O trabalho num clube com ampla atenção mediática como o Sporting permitiu ao país conhecer um lado que muitos desconheciam de Ruben Amorim: a retórica de um treinador comunica de forma muito diferente dos seus pares quando está perante as câmaras.
Quase sempre frontal, respeitador, sem fuga a questões e de piada na ponta da língua, Ruben Amorim foi assim desde o primeiro até este sábado, o penúltimo dia como treinador dos leões.
Nas vitórias e nas derrotas.
Mas até que ponto essa forma de comunicar, mais leve, foi também usada por vezes como estratégia para desviar a atenção de eventuais polémicas que habitualmente surgem em momentos difíceis?
«Eu sempre acompanhei muito o fenómeno desportivo, mesmo para o sítio onde vou. Pode parecer desconhecido, mas acompanho sempre as notícias dos sítios para onde vou, para perceber as dinâmicas», introduziu o treinador, garantindo que, apesar da capacidade comunicativa ser algo inato, há trabalho por detrás.
«Obviamente que há coisas que são pensadas. Eu já sei o que vou dizer quando venho para aqui. Tenho uma preparação do Filipe Dinis [assessor de imprensa do Sporting], que me diz os tópicos. Às vezes há fases em que digo que não leio nada e não leio mesmo nada para estar com a mente aberta. Se vou ler tudo o que escrevem sobre mim, vou ficar zangado e estarei aqui à espera de responder a uma pergunta ou a uma pessoa. Nas fases más não leio nada e nas fases boas leio tudo e fico mais contente, sou muito aberto e dou moral a todos os adversários, etc. Isso é uma estratégia. Obviamente que, quando venho para aqui, isso está tudo pensado», assumiu.
Ruben Amorim explicou depois a forma crua e sem tabus como às vezes fala sobre os temas, recusando fugir a eles mesmo quando é mais fácil refugiar-se no silêncio ou em respostas monossilábicas. «A honestidade é porque as coisas às vezes estão à vista das pessoas e não ajuda nada estarmos a contar uma história completamente diferente.»
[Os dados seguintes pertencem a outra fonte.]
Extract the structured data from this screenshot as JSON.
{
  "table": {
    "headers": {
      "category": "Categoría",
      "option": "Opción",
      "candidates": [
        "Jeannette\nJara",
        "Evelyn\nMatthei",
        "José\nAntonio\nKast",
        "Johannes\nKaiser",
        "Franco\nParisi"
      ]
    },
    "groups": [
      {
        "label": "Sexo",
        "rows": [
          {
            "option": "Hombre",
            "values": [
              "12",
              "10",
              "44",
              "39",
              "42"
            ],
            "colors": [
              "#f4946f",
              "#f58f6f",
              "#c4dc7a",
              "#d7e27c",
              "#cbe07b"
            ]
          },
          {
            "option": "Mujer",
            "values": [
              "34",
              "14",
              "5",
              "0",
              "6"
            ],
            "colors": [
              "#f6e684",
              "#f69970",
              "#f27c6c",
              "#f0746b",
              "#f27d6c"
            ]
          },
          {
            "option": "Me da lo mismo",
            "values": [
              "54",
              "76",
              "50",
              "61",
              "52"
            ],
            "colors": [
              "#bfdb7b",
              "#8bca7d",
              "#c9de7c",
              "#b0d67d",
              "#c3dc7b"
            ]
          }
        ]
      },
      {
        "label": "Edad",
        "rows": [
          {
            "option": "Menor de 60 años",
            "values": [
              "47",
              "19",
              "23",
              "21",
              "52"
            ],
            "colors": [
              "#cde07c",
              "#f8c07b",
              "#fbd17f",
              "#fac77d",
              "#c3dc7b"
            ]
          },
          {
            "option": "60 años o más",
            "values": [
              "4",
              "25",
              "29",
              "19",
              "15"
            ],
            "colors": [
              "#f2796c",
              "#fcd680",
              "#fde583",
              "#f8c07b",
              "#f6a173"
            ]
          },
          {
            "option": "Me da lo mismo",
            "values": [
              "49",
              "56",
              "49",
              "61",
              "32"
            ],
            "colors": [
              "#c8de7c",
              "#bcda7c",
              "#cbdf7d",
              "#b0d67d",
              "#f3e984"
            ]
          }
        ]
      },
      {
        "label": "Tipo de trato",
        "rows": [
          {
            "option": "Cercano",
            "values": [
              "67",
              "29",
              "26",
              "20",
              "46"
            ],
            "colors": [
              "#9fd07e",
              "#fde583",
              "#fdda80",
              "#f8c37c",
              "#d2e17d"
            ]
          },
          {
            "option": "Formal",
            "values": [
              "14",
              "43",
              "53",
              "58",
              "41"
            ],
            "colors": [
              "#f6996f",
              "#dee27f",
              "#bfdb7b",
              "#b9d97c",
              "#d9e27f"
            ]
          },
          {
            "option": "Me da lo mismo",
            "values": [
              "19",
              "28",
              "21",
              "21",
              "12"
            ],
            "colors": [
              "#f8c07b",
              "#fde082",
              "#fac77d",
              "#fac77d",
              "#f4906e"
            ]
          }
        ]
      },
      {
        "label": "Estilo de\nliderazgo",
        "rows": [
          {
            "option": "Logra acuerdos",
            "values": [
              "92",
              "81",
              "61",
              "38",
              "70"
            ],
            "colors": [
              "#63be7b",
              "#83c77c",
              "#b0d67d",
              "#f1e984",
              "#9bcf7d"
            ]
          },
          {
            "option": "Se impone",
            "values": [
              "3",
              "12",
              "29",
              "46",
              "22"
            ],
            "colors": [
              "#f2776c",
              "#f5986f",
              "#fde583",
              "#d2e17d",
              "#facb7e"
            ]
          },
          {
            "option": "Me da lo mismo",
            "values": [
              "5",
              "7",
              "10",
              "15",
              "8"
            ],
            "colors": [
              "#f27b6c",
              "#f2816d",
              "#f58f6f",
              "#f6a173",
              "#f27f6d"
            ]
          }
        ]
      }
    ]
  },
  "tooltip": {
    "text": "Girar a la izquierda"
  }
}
E fez uma observação sobre a classe: «Há uma grande verdade que me faz confusão quando alguns treinadores não percebem: os resultados ditam tudo. Se eu perder jogos, vou-me embora; se ganhar, fico. O que eu disser não vai contar assim tanto. Pode ajudar na crítica, e vocês são mais simpáticos comigo do que com outros - e isso ajuda quando os momentos são maus - mas no fim de contas, se ganhar fico; se perder, vou embora. Mais vale ser honesto e, assim, evito confusões para o meu lado. (...) Mas eu acho que toda a gente percebe que eu sou genuíno no que digo: e nota-se bem quando não sou. Mas obviamente que há uma preparação quando venho para aqui», reiterou.
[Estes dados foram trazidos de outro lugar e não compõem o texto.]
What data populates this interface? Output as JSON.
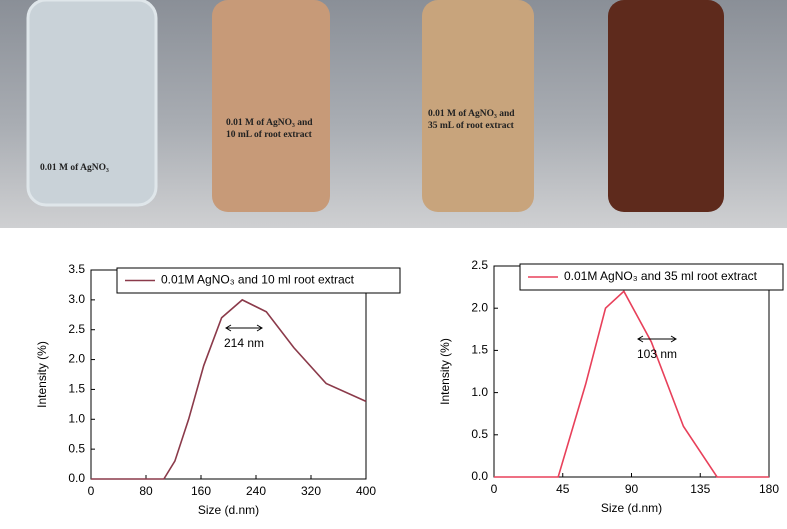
{
  "photo": {
    "labels": [
      [
        "0.01 M of AgNO₃"
      ],
      [
        "0.01 M of AgNO₃ and",
        "10 mL of root extract"
      ],
      [
        "0.01 M of AgNO₃ and",
        "35 mL of root extract"
      ]
    ]
  },
  "chart_data": [
    {
      "type": "line",
      "xlabel": "Size (d.nm)",
      "ylabel": "Intensity (%)",
      "annotation": "214 nm",
      "x": [
        0,
        106,
        122,
        142,
        164,
        190,
        220,
        255,
        295,
        342,
        400
      ],
      "series": [
        {
          "name": "0.01M AgNO₃ and 10 ml root extract",
          "color": "#8b3a4a",
          "values": [
            0,
            0,
            0.3,
            1.0,
            1.9,
            2.7,
            3.0,
            2.8,
            2.2,
            1.6,
            1.3
          ]
        }
      ],
      "xlim": [
        0,
        400
      ],
      "xticks": [
        0,
        80,
        160,
        240,
        320,
        400
      ],
      "ylim": [
        0,
        3.5
      ],
      "yticks": [
        {
          "value": 0,
          "label": "0.0"
        },
        0.5,
        {
          "value": 1,
          "label": "1.0"
        },
        1.5,
        {
          "value": 2,
          "label": "2.0"
        },
        2.5,
        {
          "value": 3,
          "label": "3.0"
        },
        3.5
      ]
    },
    {
      "type": "line",
      "xlabel": "Size (d.nm)",
      "ylabel": "Intensity (%)",
      "annotation": "103 nm",
      "x": [
        0,
        42,
        60,
        73,
        85,
        103,
        124,
        146,
        180
      ],
      "series": [
        {
          "name": "0.01M AgNO₃ and 35 ml root extract",
          "color": "#e8405a",
          "values": [
            0,
            0,
            1.1,
            2.0,
            2.2,
            1.6,
            0.6,
            0,
            0
          ]
        }
      ],
      "xlim": [
        0,
        180
      ],
      "xticks": [
        0,
        45,
        90,
        135,
        180
      ],
      "ylim": [
        0,
        2.5
      ],
      "yticks": [
        {
          "value": 0,
          "label": "0.0"
        },
        0.5,
        {
          "value": 1,
          "label": "1.0"
        },
        1.5,
        {
          "value": 2,
          "label": "2.0"
        },
        2.5
      ]
    }
  ]
}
A partir de segunda-feira, Ruben Amorim vai ter de comunicar em inglês. E, reconheceu, vai ser diferente, pelo menos nos primeiros meses, em que se verá um homem mais defensivo do que o habitual. «Estou preparado. Obviamente que vou ter de andar a pensar nas palavras e vou ter muito mais dificuldade. Uma conferência de imprensa como esta vai ser muito mais básica lá, mas toda a gente diz que, vivendo lá, uma pessoa aprende muito rápido. Mas obviamente que vou ter muito mais dificuldade, terei de ser inteligente e ir devagarinho, até porque a imprensa é diferente. Estão sempre à espera... O Manchester United é o clube mais falado lá, eu tenho noção disso, mas também não terei muitos problemas se vão dizer bem ou mal. O que interessa é ganhar jogos», simplificou.
Ainda assim, o ainda técnico dos leões, que comunica habitualmente em inglês com alguns jogadores, está convencido de que enfrentará desafios maiores do que esse em Inglaterra. «Sei que vou ter dificuldades no início, mas acho que, pensando no próximo desafio [Manchester United], não vai ser o meu maior problema», rematou a respeito do clube inglês que atravessa uma crise de resultados que se arrasta há uma década e que se tem agravado nos últimos tempos.